If You Write It, They Will Sue

Dear Rich: I wrote a novel that is set on the city street I used to live on. The year is 1968. It follows the interaction of a dozen kids, ranging in age. At some points the teasing between the kids gets very intense: “Your mom’s a tramp. Your dad left two years ago and you don’t even know where he is,” etc. The book is essentially a comedy and all of the characters, including the one drawn from me, are presented in a broad amusing fashion. The book will include the standard fiction disclaimer on the copyright page. I have set the novel in a different city, changed all the characters names, physical descriptions, parents jobs, etc. No one would ever read my book and guess that these people were the inspiration for the characters in the book. However, there are about forty of us from that original street who still keep in touch through Facebook and my problem is that if any of those forty people ever read the book they would immediately recognize the street, and they would know who wrote the book.  Although most of them would enjoy the book, I am afraid that over time a few people might feel that they are literally portrayed and might take offense. In short, if I self publish this book, am I setting myself up for a defamation or invasion of privacy lawsuit? 
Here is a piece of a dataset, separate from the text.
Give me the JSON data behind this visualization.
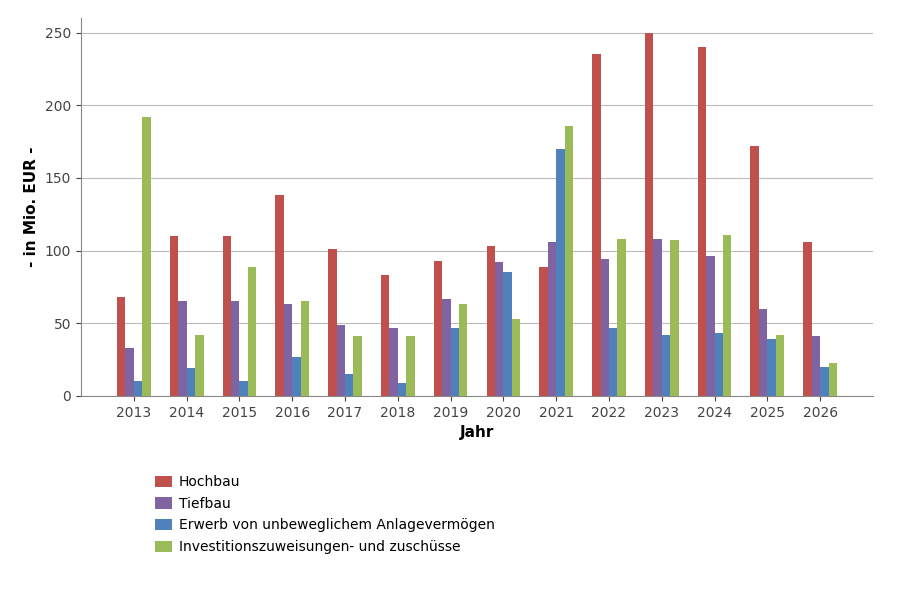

Most courts tend to provide authors with some leeway when depicting characters derived from real life. Although this freedom is sometimes framed as a first amendment defense, it more likely results from the complaining person's failure to prove his or her case. For example, if an unhappy childhood friend sued you (known as the plaintiff in legal jargon) your friend would have two substantial hurdles. First, the plaintiff must prove that the character actually depicts the plaintiff (an analysis that needs to include the dissimilarities as well as the similarities). Second the court must be convinced that you made a damaging false statement or portrayed the plaintiff in a false light. Some courts have ruled against novelists (blame it on this 25 year old case), but if you haven't completed your novel, there are simple ways to avoid the sound of the judge's gavel.
BTW Dept. (1) The right of publicity -- another claim sometimes made in these situations -- is a hard  argument to win against a novelist. (2) You cannot defame or invade the privacy of someone who has passed on.